One idea I've been batting around is this idea of some kind of clustering error. Along the lines of having a small radius, say 3px radius, and then for every error pixel that can touch another error pixel within the radius, they merge into a cluster. The benefit here is that I can make tighter assumptions about error limits with clustering. Because it allows me to say, if you find a error cluster smaller than the global limit, but not insignificant (maybe 0.05% total pixels).
Demultiplexing The G-Buffer
One of the things the Unreal Engine automation screenshot comparison system supports now is the ability to use any of the G-Buffers as input. The reason for this, is that while the final color matters a lot. If you actually perform tests on the individual buffers before they are factored into the final pixel color, you may detect errors sooner because while the difference may be obvious if you looked at say the Ambient Occlusion buffer in isolation, it may not show up clearly when comparing final pixel color.
I'm considering just adding a checkbox that makes the screenshot test take a shot of every G-Buffer and compare them all for a given scene.

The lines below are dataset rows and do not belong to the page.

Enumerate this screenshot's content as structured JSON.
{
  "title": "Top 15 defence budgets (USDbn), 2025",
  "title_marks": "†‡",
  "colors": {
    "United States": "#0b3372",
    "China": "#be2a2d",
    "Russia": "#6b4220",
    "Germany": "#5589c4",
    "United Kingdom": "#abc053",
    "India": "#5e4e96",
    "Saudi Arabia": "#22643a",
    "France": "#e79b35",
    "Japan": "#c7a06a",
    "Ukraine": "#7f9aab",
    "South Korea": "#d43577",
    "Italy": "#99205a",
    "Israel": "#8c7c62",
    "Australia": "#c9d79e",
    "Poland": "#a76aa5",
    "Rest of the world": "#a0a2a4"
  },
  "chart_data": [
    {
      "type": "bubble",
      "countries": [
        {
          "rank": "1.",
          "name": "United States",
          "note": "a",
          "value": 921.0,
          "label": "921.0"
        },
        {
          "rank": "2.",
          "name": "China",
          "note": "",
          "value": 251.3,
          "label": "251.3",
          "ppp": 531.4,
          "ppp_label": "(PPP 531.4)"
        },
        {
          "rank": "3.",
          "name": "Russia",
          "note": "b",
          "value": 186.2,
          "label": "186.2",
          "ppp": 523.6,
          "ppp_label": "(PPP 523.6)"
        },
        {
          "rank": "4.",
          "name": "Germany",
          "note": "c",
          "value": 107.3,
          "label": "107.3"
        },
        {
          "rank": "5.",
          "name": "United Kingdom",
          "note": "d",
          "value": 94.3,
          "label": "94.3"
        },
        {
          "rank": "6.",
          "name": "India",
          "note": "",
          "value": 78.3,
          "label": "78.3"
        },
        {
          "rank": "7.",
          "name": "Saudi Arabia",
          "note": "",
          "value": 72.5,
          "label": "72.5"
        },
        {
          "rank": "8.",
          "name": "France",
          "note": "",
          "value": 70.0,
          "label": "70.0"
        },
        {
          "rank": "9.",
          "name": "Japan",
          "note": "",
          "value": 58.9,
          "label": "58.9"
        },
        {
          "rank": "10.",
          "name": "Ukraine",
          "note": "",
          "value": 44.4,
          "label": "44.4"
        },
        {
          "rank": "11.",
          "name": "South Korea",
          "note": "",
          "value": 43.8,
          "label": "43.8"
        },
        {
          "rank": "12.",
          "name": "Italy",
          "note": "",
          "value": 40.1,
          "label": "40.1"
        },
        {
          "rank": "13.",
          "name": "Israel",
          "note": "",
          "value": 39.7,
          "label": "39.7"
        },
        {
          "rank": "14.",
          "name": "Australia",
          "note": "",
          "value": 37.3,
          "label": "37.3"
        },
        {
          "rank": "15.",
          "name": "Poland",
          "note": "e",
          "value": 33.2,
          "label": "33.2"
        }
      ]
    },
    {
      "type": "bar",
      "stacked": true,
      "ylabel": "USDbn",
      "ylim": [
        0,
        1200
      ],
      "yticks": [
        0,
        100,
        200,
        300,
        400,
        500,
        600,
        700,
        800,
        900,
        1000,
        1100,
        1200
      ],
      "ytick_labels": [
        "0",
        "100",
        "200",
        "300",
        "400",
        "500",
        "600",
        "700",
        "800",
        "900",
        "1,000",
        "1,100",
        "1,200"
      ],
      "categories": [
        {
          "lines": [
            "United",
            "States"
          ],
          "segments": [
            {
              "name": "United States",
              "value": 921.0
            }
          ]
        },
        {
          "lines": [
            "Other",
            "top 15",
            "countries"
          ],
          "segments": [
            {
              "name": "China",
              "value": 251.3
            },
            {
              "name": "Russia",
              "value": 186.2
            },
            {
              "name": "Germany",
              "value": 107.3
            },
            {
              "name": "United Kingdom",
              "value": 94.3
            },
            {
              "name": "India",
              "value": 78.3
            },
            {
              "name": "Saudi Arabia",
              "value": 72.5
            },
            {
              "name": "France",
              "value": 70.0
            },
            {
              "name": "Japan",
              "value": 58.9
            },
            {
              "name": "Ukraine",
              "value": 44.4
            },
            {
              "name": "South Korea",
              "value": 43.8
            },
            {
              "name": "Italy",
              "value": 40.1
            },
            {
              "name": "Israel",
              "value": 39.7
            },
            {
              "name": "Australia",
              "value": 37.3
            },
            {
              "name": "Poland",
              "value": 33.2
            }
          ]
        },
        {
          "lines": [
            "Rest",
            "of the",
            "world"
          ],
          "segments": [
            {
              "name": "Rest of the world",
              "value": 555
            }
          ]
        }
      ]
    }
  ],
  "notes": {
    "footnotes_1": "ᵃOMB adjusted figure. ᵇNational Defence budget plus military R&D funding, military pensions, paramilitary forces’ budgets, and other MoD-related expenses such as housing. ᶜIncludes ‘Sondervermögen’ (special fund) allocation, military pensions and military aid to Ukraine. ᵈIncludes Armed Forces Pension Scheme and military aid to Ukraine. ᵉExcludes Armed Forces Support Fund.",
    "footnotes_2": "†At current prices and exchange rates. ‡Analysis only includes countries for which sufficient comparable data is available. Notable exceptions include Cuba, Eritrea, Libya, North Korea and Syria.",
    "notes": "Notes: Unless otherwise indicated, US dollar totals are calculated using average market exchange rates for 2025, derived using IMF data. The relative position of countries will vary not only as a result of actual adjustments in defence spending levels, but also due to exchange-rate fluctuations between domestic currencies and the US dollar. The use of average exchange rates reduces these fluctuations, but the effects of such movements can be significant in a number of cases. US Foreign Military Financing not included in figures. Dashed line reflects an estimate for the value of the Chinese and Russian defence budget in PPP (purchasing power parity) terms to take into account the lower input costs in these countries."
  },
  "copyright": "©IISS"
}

It would be a real space hog but super handy for testing some advanced rendering features in a lot of dimensions easily.
Metadata & Alternatives
The part I'm hoping makes the approach I'm taking long lasting is the metadata I store for every image and the ability to store alternatives.
So I store the images like this,
Under the test folder, they're put into a folder made up of PLATFORM_RHI_SHADERMODEL.

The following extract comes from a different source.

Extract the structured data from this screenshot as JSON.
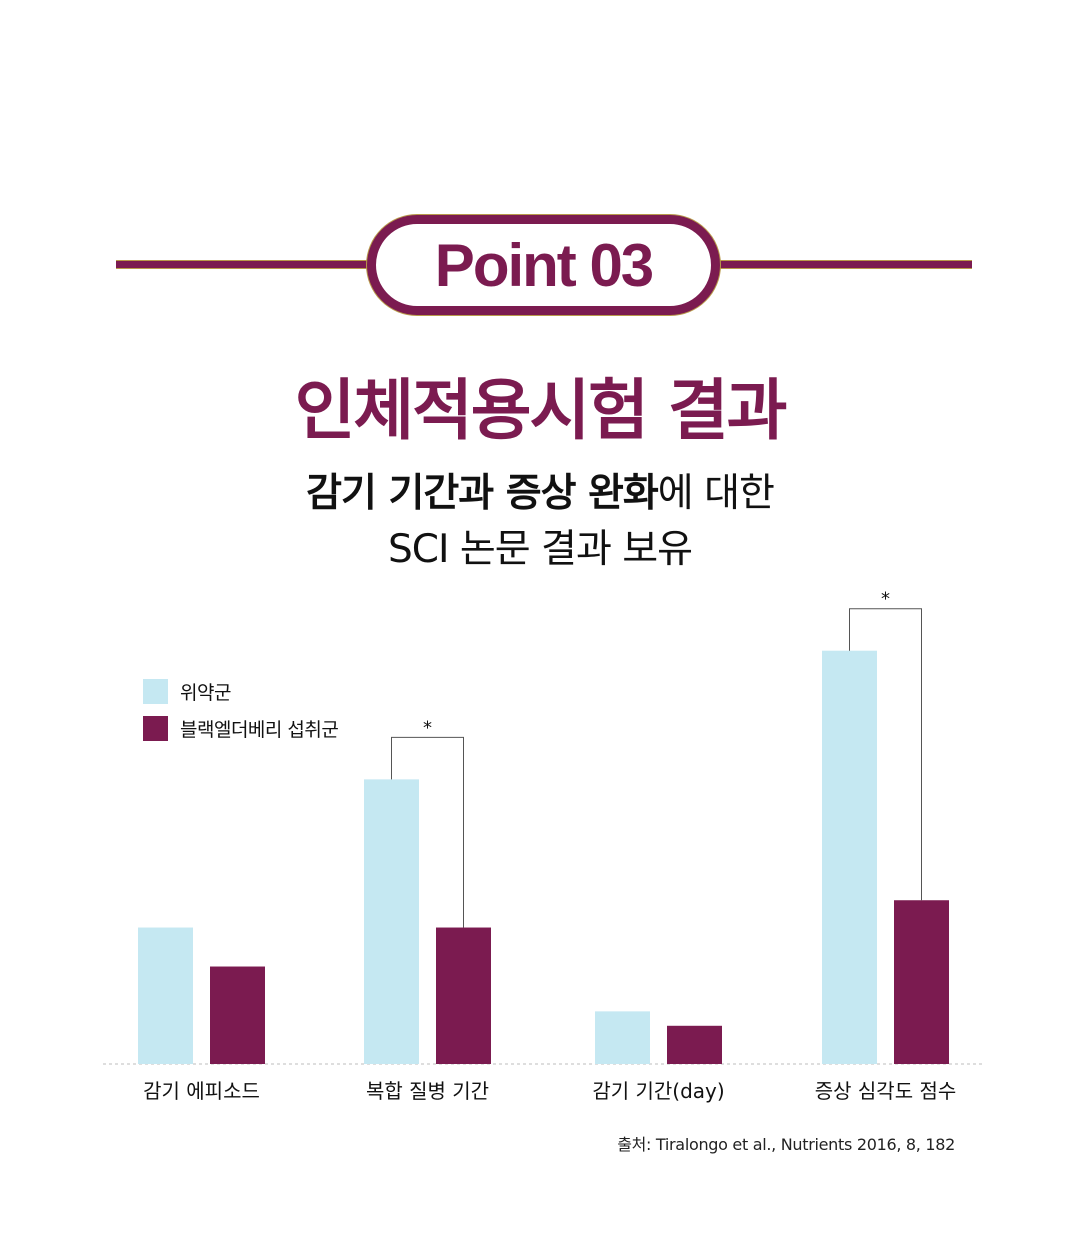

This broadly separates the images based on at least the most significant contributors to differences.
The files themselves are based on a unique identifier for the hardware, so there is an assumption right now we need to have stable results for a given piece of hardware - but if the need arises for multiple images for the same hardware. I would hash additional things into the unique id for the shot.
Due to the non-deterministic nature of the shots, one of the features I ended up adding that may or may not end up being valuable is the concept of alternatives. In the event two shots are both right, the system permits additional shots to be added as ground truth, and when comparison time comes, the system will choose the shot that is closest in terms of metadata matching to compare against. Will just need to see how that option evolves - it may just end up being a quick way to deal with sudden changes, that eventually need to have additional high level options baked into the rough separation of shot groups.
The thing I'm hoping saves a lot of headaches is having a json file per shot containing the shot metadata. In addition to having the per-testing constraints, it has and will have more information about features and rendering options currently enabled, in addition to things like driver version, which in the diffing tool we can highlight changes to machines as possibly being the cause of differences.
I looked at some other comparison approaches starting with perceptual comparison algorithms like Structural Similarity and Perceptual Hashing, even added a prototype SSIM approach to UE4. The problem with these approaches is that they may hide the existence of real errors just because a human couldn't see them in the examples.